Accanto alle opere strutturali, i dirigenti ricordano:

  • “Viaggi della Memoria ad Auschwitz”,
  • i programmi per mandare «studenti all’estero per merito»,
  • progetti di psicologia scolastica ed educazione affettiva, con «laboratori sull’Affettività e Sportelli psicologici presso ogni scuola».

Dietro quello che definiscono «parziale elenco» si nascondono, scrivono, «interventi reali, produttivi di valore sulle realtà di tutto il territorio campano», resi possibili da una «Vision del governo regionale che ha riconosciuto straordinaria importanza all’Istruzione, ai giovani, alla scuola».

«La scuola campana è diventata una comunità»: il rapporto con l’assessorato

Uno dei passaggi più politici del documento riguarda il rapporto tra scuole e Regione negli ultimi dieci anni. I dirigenti definiscono l’assessorato «un riferimento quotidiano per ogni singola scuola»:

«L’assessorato è stato un riferimento quotidiano per ogni singola scuola, un luogo di ascolto attento e presente, un centro propulsivo di opportunità per tutti i nostri ragazzi».

La Regione viene descritta come un ente che «ha avuto fiducia nelle scuole», trasferendo fondi direttamente agli istituti, coinvolgendo i dirigenti «nelle scelte anche più difficili (come il dimensionamento)» e mobilitando «centinaia di docenti in flash mob ed altre attività» contro discriminazioni, violenza di genere e per la pace.

Il quadro che emerge è quello di una “comunità educativa campana” coesa, capace di riconoscersi in una visione comune nonostante le differenze tra centro e periferia, aree interne e coste.

Roberto Fico vittoria Campania
Roberto Fico

«Una stagione felice che non può essere dispersa»

Nel tratto più esplicitamente politico, la lettera definisce gli ultimi dieci anni come una «stagione per noi “felice”» e chiede al presidente Fico di non azzerare quanto costruito:

«Questo lavoro, che ha segnato una stagione per noi “felice”, lunga 10 anni, riteniamo non possa andare disperso, ma – anzi – crediamo debba continuare, con analoga forza e nuovo slancio. Puntare sulla scuola significa puntare sul futuro e la Campania ha bisogno che i suoi giovani possano contare sulla loro regione».

Qui si inserisce la richiesta principale:

«Desideriamo esprimere il nostro auspicio che l’Assessora Lucia Fortini possa essere riconfermata nel suo ruolo, per garantire continuità al proficuo percorso avviato in questi dieci anni.
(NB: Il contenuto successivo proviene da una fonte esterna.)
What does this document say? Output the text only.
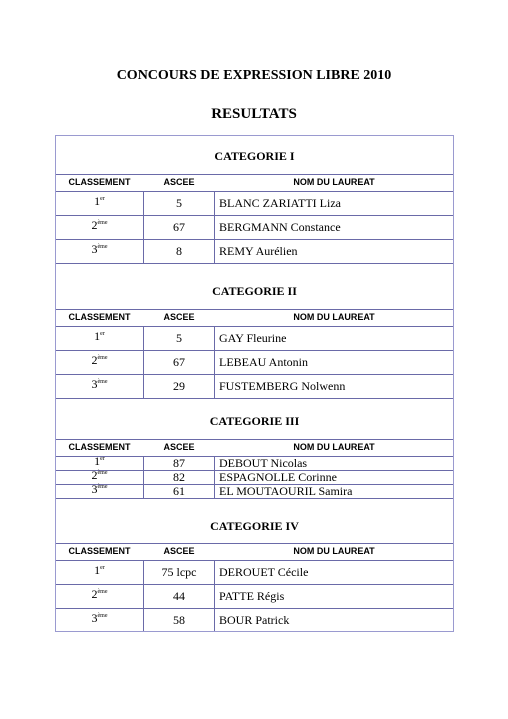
CONCOURS DE EXPRESSION LIBRE 2010
RESULTATS
CATEGORIE I
CLASSEMENT	ASCEE	NOM DU LAUREAT
1er	5	BLANC ZARIATTI Liza
2ème	67	BERGMANN Constance
3ème	8	REMY Aurélien
CATEGORIE II
CLASSEMENT	ASCEE	NOM DU LAUREAT
1er	5	GAY Fleurine
2ème	67	LEBEAU Antonin
3ème	29	FUSTEMBERG Nolwenn
CATEGORIE III
CLASSEMENT	ASCEE	NOM DU LAUREAT
1er	87	DEBOUT Nicolas
2ème	82	ESPAGNOLLE Corinne
3ème	61	EL MOUTAOURIL Samira
CATEGORIE IV
CLASSEMENT	ASCEE	NOM DU LAUREAT
1er	75 lcpc	DEROUET Cécile
2ème	44	PATTE Régis
3ème	58	BOUR Patrick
La sua azione ha rappresentato un punto di riferimento costante per la scuola campana, anche nei momenti più difficili, come durante l’emergenza Covid, quando ha saputo supportarci con competenza e vicinanza in scelte complesse, dando risposte immediate a bisogni inediti».

Difesa sul dimensionamento e presenza “instancabile” sul territorio

I presidi ricordano come Lucia Fortini abbia «difeso con determinazione la scuola campana nella delicata partita del dimensionamento scolastico», promuovendo «iniziative di grande valore» e sostenendo «progetti di ampio respiro».

La descrivono come una figura «sempre presente e vicina ai dirigenti, ai docenti e agli studenti», con una «presenza concreta e instancabile» in:

  • iniziative,
  • manifestazioni,
  • progetti in ogni territorio della regione.

Un impegno decennale che, secondo i firmatari, ha permesso alla scuola campana di «crescere come comunità coesa, capace di riconoscersi in una visione comune».

«Un patrimonio di competenze da non disperdere»

Nelle righe finali, l’appello diventa quasi un avvertimento istituzionale:

«I dieci anni di esperienza sul campo hanno consentito all’Assessora di accumulare un patrimonio di competenze e relazioni che costituisce un capitale tecnico e umano da non disperdere, soprattutto in un momento storico così complesso per la scuola italiana».

La firma collettiva – con oltre 270 nomi di dirigenti scolastici di tutta la Campania – vuole dare peso politico e simbolico alla richiesta. La decisione finale spetterà a Roberto Fico, chiamato a bilanciare equilibri di coalizione, apertura a nuove figure e richieste di continuità che arrivano da mondi – come quello della scuola – che rivendicano di essere stati protagonisti del decennio appena concluso.